Solver

solve(prob::WeberProblem, alg::WeberAlgorithm = SymmetricProjectionIntegrator()) -> WeberSolution

Initialise and run the integrator in a single call.

Convenience wrapper equivalent to solve!(init(prob, alg)).

Returns

• WeberSolution with retcode ∈ {:Success, :Failure}.

init(prob::WeberProblem, alg::SymmetricProjectionIntegrator = SymmetricProjectionIntegrator()) -> WeberIntegrator

Initialise a step-by-step integrator without running any steps.

Pre-allocates all workspace buffers and history arrays sized to hold the full trajectory. Use the returned integrator with step! for fine-grained control, or pass it directly to solve!.

Returns

• WeberIntegrator at t = prob.tspan[1] with step_count = 0.

step!(integrator::WeberIntegrator) -> Bool

Advance the integrator by one macro time step prob.dt.

Dispatches to the regularized or plain Cartesian integration path based on current particle separations and prob.regularization settings. The final step is automatically shortened to land exactly on prob.tspan[2].

Returns

• true if more steps remain, false when integration is complete.

solve!(integrator::WeberIntegrator) -> WeberSolution

Run the integrator to completion and return the full solution.

Repeatedly calls step! until t ≥ t_end. If the fixed-point projection fails to converge, retcode is set to :Failure rather than throwing.

Returns

• WeberSolution containing the full time series and regularization diagnostics.

WeberIntegrator

Mutable step-by-step integrator returned by init.

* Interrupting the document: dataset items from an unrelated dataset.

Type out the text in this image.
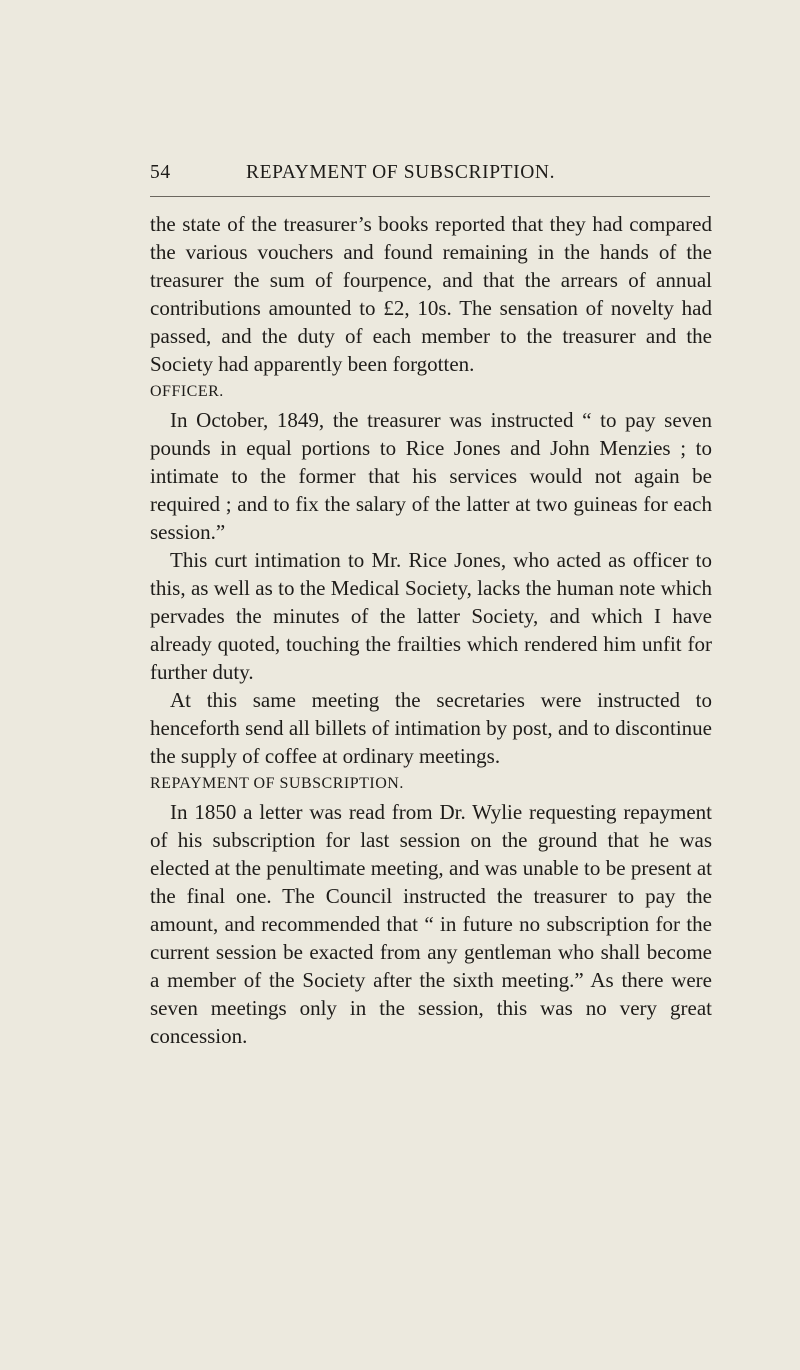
54	REPAYMENT OF SUBSCRIPTION.

the state of the treasurer’s books reported that they had compared the various vouchers and found remaining in the hands of the treasurer the sum of fourpence, and that the arrears of annual contributions amounted to £2, 10s. The sensation of novelty had passed, and the duty of each member to the treasurer and the Society had apparently been forgotten.

OFFICER.

In October, 1849, the treasurer was instructed “ to pay seven pounds in equal portions to Rice Jones and John Menzies ; to intimate to the former that his services would not again be required ; and to fix the salary of the latter at two guineas for each session.”

This curt intimation to Mr. Rice Jones, who acted as officer to this, as well as to the Medical Society, lacks the human note which pervades the minutes of the latter Society, and which I have already quoted, touching the frailties which rendered him unfit for further duty.

At this same meeting the secretaries were instructed to henceforth send all billets of intimation by post, and to discontinue the supply of coffee at ordinary meetings.

REPAYMENT OF SUBSCRIPTION.

In 1850 a letter was read from Dr. Wylie requesting repayment of his subscription for last session on the ground that he was elected at the penultimate meeting, and was unable to be present at the final one. The Council instructed the treasurer to pay the amount, and recommended that “ in future no subscription for the current session be exacted from any gentleman who shall become a member of the Society after the sixth meeting.” As there were seven meetings only in the session, this was no very great concession.
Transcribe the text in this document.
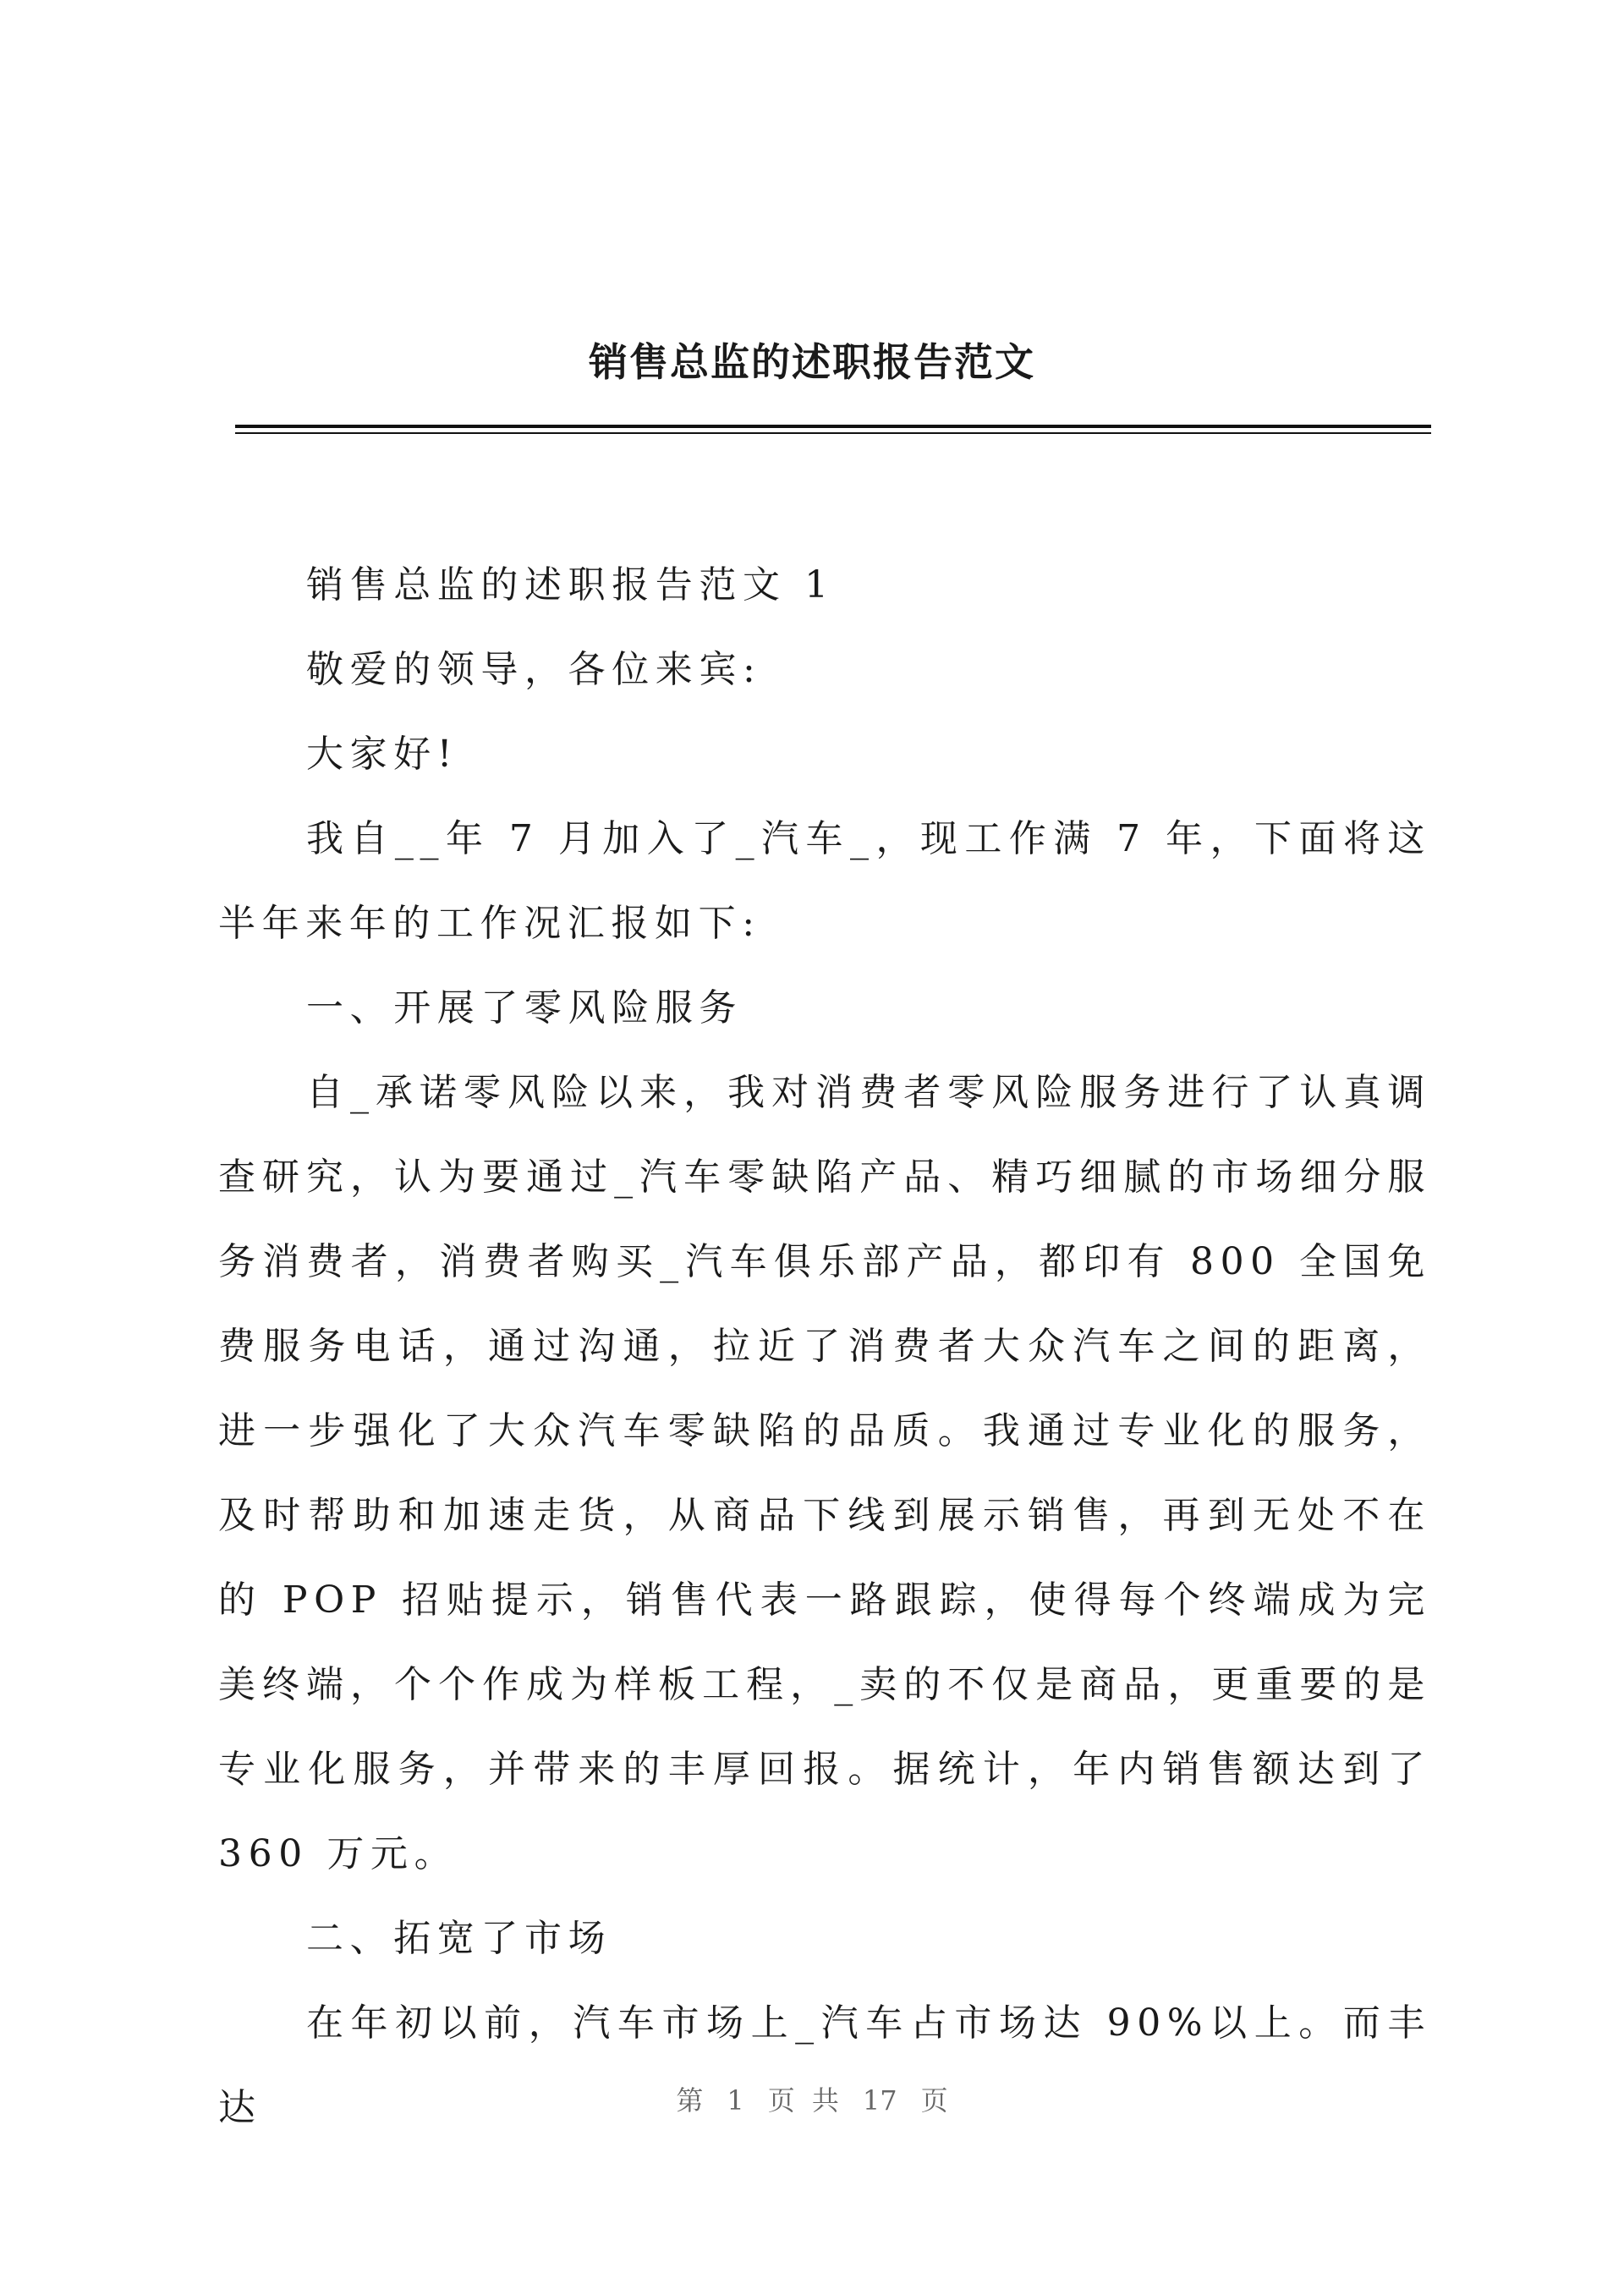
销售总监的述职报告范文

销售总监的述职报告范文 1

敬爱的领导，各位来宾:

大家好!

我自__年 7 月加入了_汽车_，现工作满 7 年，下面将这半年来年的工作况汇报如下:

一、开展了零风险服务

自_承诺零风险以来，我对消费者零风险服务进行了认真调查研究，认为要通过_汽车零缺陷产品、精巧细腻的市场细分服务消费者，消费者购买_汽车俱乐部产品，都印有 800 全国免费服务电话，通过沟通，拉近了消费者大众汽车之间的距离，进一步强化了大众汽车零缺陷的品质。我通过专业化的服务，及时帮助和加速走货，从商品下线到展示销售，再到无处不在的 POP 招贴提示，销售代表一路跟踪，使得每个终端成为完美终端，个个作成为样板工程，_卖的不仅是商品，更重要的是专业化服务，并带来的丰厚回报。据统计，年内销售额达到了 360 万元。

二、拓宽了市场

在年初以前，汽车市场上_汽车占市场达 90%以上。而丰达	第 1 页 共 17 页
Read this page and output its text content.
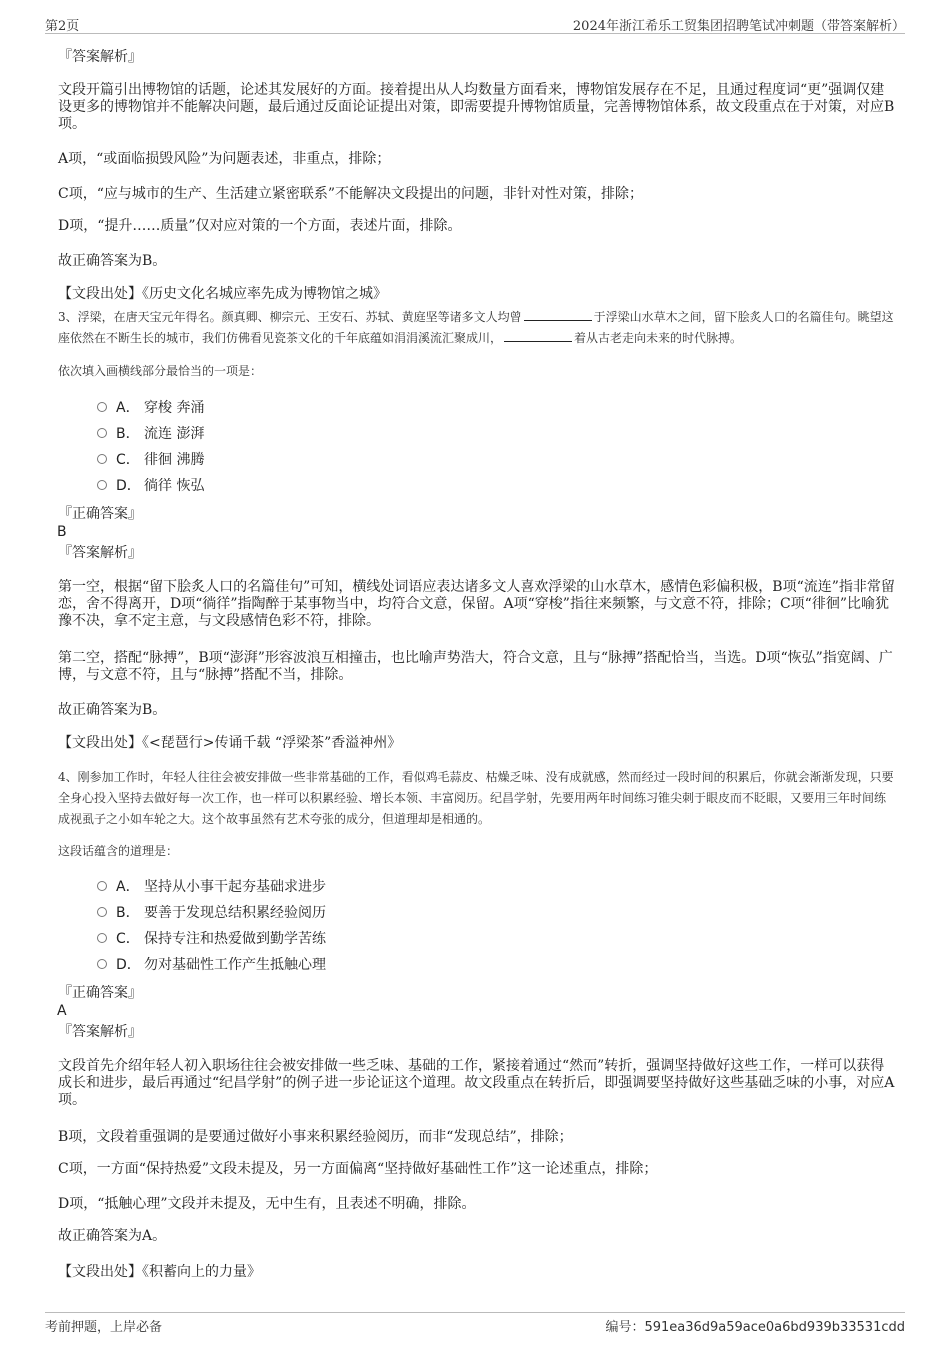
第2页	2024年浙江希乐工贸集团招聘笔试冲刺题（带答案解析）
『答案解析』

文段开篇引出博物馆的话题，论述其发展好的方面。接着提出从人均数量方面看来，博物馆发展存在不足，且通过程度词“更”强调仅建设更多的博物馆并不能解决问题，最后通过反面论证提出对策，即需要提升博物馆质量，完善博物馆体系，故文段重点在于对策，对应B项。

A项，“或面临损毁风险”为问题表述，非重点，排除；

C项，“应与城市的生产、生活建立紧密联系”不能解决文段提出的问题，非针对性对策，排除；

D项，“提升……质量”仅对应对策的一个方面，表述片面，排除。

故正确答案为B。

【文段出处】《历史文化名城应率先成为博物馆之城》

3、浮梁，在唐天宝元年得名。颜真卿、柳宗元、王安石、苏轼、黄庭坚等诸多文人均曾	于浮梁山水草木之间，留下脍炙人口的名篇佳句。眺望这座依然在不断生长的城市，我们仿佛看见瓷茶文化的千年底蕴如涓涓溪流汇聚成川，	着从古老走向未来的时代脉搏。

依次填入画横线部分最恰当的一项是：
A． 穿梭 奔涌
B． 流连 澎湃
C． 徘徊 沸腾
D． 徜徉 恢弘
『正确答案』
B
『答案解析』

第一空，根据“留下脍炙人口的名篇佳句”可知，横线处词语应表达诸多文人喜欢浮梁的山水草木，感情色彩偏积极，B项“流连”指非常留恋，舍不得离开，D项“徜徉”指陶醉于某事物当中，均符合文意，保留。A项“穿梭”指往来频繁，与文意不符，排除；C项“徘徊”比喻犹豫不决，拿不定主意，与文段感情色彩不符，排除。

第二空，搭配“脉搏”，B项“澎湃”形容波浪互相撞击，也比喻声势浩大，符合文意，且与“脉搏”搭配恰当，当选。D项“恢弘”指宽阔、广博，与文意不符，且与“脉搏”搭配不当，排除。

故正确答案为B。

【文段出处】《<琵琶行>传诵千载 “浮梁茶”香溢神州》

4、刚参加工作时，年轻人往往会被安排做一些非常基础的工作，看似鸡毛蒜皮、枯燥乏味、没有成就感，然而经过一段时间的积累后，你就会渐渐发现，只要全身心投入坚持去做好每一次工作，也一样可以积累经验、增长本领、丰富阅历。纪昌学射，先要用两年时间练习锥尖刺于眼皮而不眨眼，又要用三年时间练成视虱子之小如车轮之大。这个故事虽然有艺术夸张的成分，但道理却是相通的。

这段话蕴含的道理是：
A． 坚持从小事干起夯基础求进步
B． 要善于发现总结积累经验阅历
C． 保持专注和热爱做到勤学苦练
D． 勿对基础性工作产生抵触心理
『正确答案』
A
『答案解析』

文段首先介绍年轻人初入职场往往会被安排做一些乏味、基础的工作，紧接着通过“然而”转折，强调坚持做好这些工作，一样可以获得成长和进步，最后再通过“纪昌学射”的例子进一步论证这个道理。故文段重点在转折后，即强调要坚持做好这些基础乏味的小事，对应A项。

B项，文段着重强调的是要通过做好小事来积累经验阅历，而非“发现总结”，排除；

C项，一方面“保持热爱”文段未提及，另一方面偏离“坚持做好基础性工作”这一论述重点，排除；

D项，“抵触心理”文段并未提及，无中生有，且表述不明确，排除。

故正确答案为A。

【文段出处】《积蓄向上的力量》
考前押题，上岸必备	编号：591ea36d9a59ace0a6bd939b33531cdd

Use step!(integrator) to advance one macro-step, or solve!(integrator) to run to completion. The current state is accessible via integrator.q, integrator.p, and integrator.t.

Fields

• prob::WeberProblem: Problem definition.
• alg::SymmetricProjectionIntegrator: Algorithm parameters.
• t::Float64: Current time.
• t_end::Float64: Final time (prob.tspan[2]).
• q::Vector{Float64}: Current flattened positions.
• p::Vector{Float64}: Current flattened momenta.
• step_count::Int: Number of macro-steps completed so far.
• buffers::SymmetricProjectionBuffers: Pre-allocated workspace (internal).
• diagnostics::RegularizationDiagnostics: Live regularization statistics.
• t_history::Vector{Float64}: Pre-allocated time history array.
• q_history::Vector{Vector{Float64}}: Pre-allocated position history.
• p_history::Vector{Vector{Float64}}: Pre-allocated momentum history.

WeberSolution

Result returned by solve or solve!.

Supports Julia iteration (for (t, q, p) in sol), integer indexing (sol[i]), and length(sol). Each index returns a (t, q, p) tuple.

Fields

• t::Vector{Float64}: Time points.
• q::Vector{Vector{Float64}}: Flattened position snapshots, one per time point.
• p::Vector{Vector{Float64}}: Flattened momentum snapshots, one per time point.
• prob::WeberProblem: The originating problem definition.
• retcode::Symbol: :Success on normal completion, :Failure if the projection fixed-point failed to converge.
• regularization::RegularizationDiagnostics: Regularization usage statistics.

SymmetricProjectionIntegrator(; relaxation=0.25)

Symplectic integrator based on Strang-splitting with symmetric projection in extended phase space.

Implements the method of Jayawardana & Ohsawa (2021) for Weber's velocity-dependent Hamiltonian. The projection step solves a fixed-point iteration whose convergence is controlled by relaxation.

Keywords

• relaxation=0.25: Fixed-point relaxation factor ω ∈ (0, 1]. Smaller values slow convergence but improve stability near close encounters.

Fields

• relaxation::Float64: Stored relaxation factor.